Magazines Can't Cut Prices to Retain Customers

It will take more than a price cut to keep many magazine readers from defecting (AdAge):
Nearly two-thirds of 344 magazines analyzed dropped their per-copy subscription prices between 2002 and the first half of 2009, but nearly 75% of those price-choppers also saw individually paid subscriptions decline anyway, according to an analysis of Audit Bureau of Circulations reports by Jack Hanrahan, the media-agency veteran who's now an industry consultant and publisher of the CircMatters newsletter.
While the purchase price of most magazines is trivial for most Americans, the opportunity costs of reading a magazine in print have never been higher. There is a much wider variety of free reading material available instantly to anyone with an Internet connection, not to mention how the information is more up to date.
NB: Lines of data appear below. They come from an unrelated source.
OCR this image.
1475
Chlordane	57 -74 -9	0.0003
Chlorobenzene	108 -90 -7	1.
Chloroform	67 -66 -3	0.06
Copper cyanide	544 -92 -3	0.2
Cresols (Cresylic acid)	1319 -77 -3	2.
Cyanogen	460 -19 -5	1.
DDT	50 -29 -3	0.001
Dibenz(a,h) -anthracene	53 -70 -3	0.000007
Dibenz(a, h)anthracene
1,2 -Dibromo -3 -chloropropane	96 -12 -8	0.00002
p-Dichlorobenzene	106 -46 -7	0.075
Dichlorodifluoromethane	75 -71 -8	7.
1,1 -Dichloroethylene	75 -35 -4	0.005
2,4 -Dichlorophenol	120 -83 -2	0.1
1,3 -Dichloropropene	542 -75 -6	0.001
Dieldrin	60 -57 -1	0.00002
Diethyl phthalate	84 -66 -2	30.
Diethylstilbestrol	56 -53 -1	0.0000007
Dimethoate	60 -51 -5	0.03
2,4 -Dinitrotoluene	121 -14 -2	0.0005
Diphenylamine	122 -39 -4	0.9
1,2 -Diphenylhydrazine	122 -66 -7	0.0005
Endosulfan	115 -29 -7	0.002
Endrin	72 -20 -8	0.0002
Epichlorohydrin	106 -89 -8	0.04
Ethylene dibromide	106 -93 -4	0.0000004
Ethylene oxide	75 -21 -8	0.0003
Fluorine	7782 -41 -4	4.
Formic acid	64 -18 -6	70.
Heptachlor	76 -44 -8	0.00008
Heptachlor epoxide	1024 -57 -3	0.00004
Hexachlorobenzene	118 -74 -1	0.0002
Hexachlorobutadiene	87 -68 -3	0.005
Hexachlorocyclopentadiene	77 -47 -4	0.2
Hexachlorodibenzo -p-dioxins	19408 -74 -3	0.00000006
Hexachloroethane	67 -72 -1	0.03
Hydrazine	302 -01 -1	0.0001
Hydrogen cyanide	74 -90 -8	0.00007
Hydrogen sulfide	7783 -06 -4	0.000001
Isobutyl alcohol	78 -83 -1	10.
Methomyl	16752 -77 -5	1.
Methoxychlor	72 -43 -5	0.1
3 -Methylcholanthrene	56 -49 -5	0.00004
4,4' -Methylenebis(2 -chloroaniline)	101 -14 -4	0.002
There is also a growing choice of competing activities. The world has a lot more to offer now than it did 100 years ago, so reading a magazine means giving up many fruitful uses of one's time. The main cost of a magazine isn't the money; it's the time one spends reading it.

For most people, 30 cents an issue is essentially free. Yet many people, including myself, will not pick up free newspapers, even when someone hands them out every morning right outside various Metro stations.

A technical note: the article's lead implied that these cuts were futile, because subscriptions dropped anyway. However, it's possible that had the prior prices been preserved, subscriptions may have dropped even further, resulting in even less revenue.